France’s TotalEnergies, Norway’s Equinor, Italy’s Eni, and Japan’s Inpex all exited Venezuela between 2021 and 2025, citing sanctions, infrastructure decay, and strategic realignment – though each departure followed years of profitable extraction during earlier periods of foreign dominance.

Aside from oil, natural gas projects involving BP, Shell, and Trinidad and Tobago’s National Gas Company were similarly derailed after US license revocations halted planning and investment.

In several cases, projects collapsed not because Venezuela withdrew, but because Washington withdrew permission.

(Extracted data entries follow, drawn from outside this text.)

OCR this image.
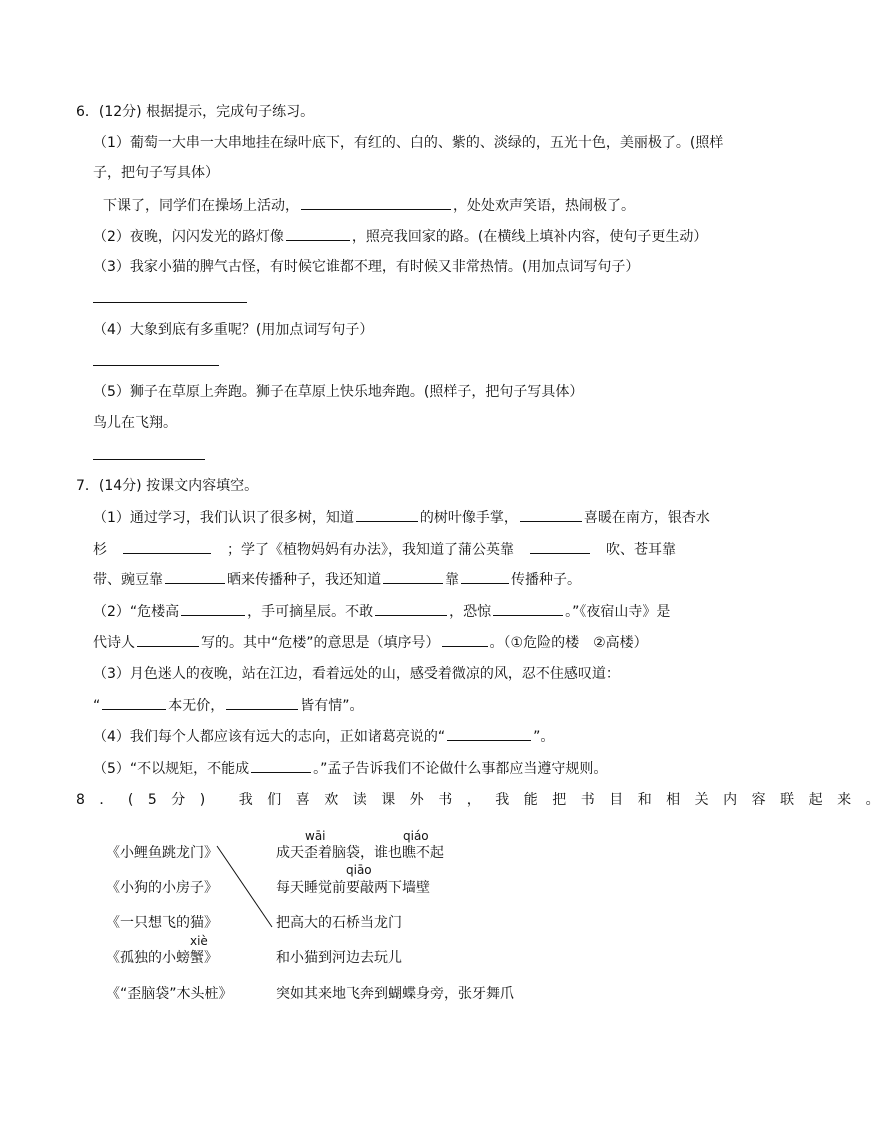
6．(12分) 根据提示，完成句子练习。
（1）葡萄一大串一大串地挂在绿叶底下，有红的、白的、紫的、淡绿的，五光十色，美丽极了。(照样
子，把句子写具体）
下课了，同学们在操场上活动，	，处处欢声笑语，热闹极了。
（2）夜晚，闪闪发光的路灯像	，照亮我回家的路。(在横线上填补内容，使句子更生动）
（3）我家小猫的脾气古怪，有时候它谁都不理，有时候又非常热情。(用加点词写句子）
（4）大象到底有多重呢？(用加点词写句子）
（5）狮子在草原上奔跑。狮子在草原上快乐地奔跑。(照样子，把句子写具体）
鸟儿在飞翔。
7．(14分) 按课文内容填空。
（1）通过学习，我们认识了很多树，知道	的树叶像手掌，	喜暖在南方，银杏水
杉　　	；学了《植物妈妈有办法》，我知道了蒲公英靠　　	吹、苍耳靠
带、豌豆靠	晒来传播种子，我还知道	靠	传播种子。
（2）“危楼高	，手可摘星辰。不敢	，恐惊	。”《夜宿山寺》是
代诗人	写的。其中“危楼”的意思是（填序号）	。（①危险的楼　②高楼）
（3）月色迷人的夜晚，站在江边，看着远处的山，感受着微凉的风，忍不住感叹道：
“	本无价，	皆有情”。
（4）我们每个人都应该有远大的志向，正如诸葛亮说的“	”。
（5）“不以规矩，不能成	。”孟子告诉我们不论做什么事都应当遵守规则。
8．(5分) 我们喜欢读课外书，我能把书目和相关内容联起来。
《小鲤鱼跳龙门》
《小狗的小房子》
《一只想飞的猫》
《孤独的小螃蟹》
《“歪脑袋”木头桩》
成天歪着脑袋，谁也瞧不起
每天睡觉前要敲两下墙壁
把高大的石桥当龙门
和小猫到河边去玩儿
突如其来地飞奔到蝴蝶身旁，张牙舞爪
wāi	qiáo
qiāo
xiè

Return built on regime change

With Maduro out and Washington openly calling for corporate reinvestment, global oil majors are positioning themselves for re-entry – this time under a US-backed political order.

Analysts say ExxonMobil and ConocoPhillips may seek to resolve arbitration claims by acquiring new stakes, preferential terms, or production rights.

Chevron is expected to expand aggressively. A former top Chevron executive, Ali Moshiri, said he expects $2 billion in Venezuelan oil investment as companies respond to Trump’s call to pour “billions of dollars” into the country, according to the Financial Times.

European majors – TotalEnergies, Equinor, Eni, BP, and Shell – are also widely seen as potential beneficiaries, despite their past exits and outstanding disputes.

However, any return, analysts note, would be tightly conditioned on legal guarantees for foreign investors – not guarantees for Venezuelan sovereignty, environmental protection, or public welfare.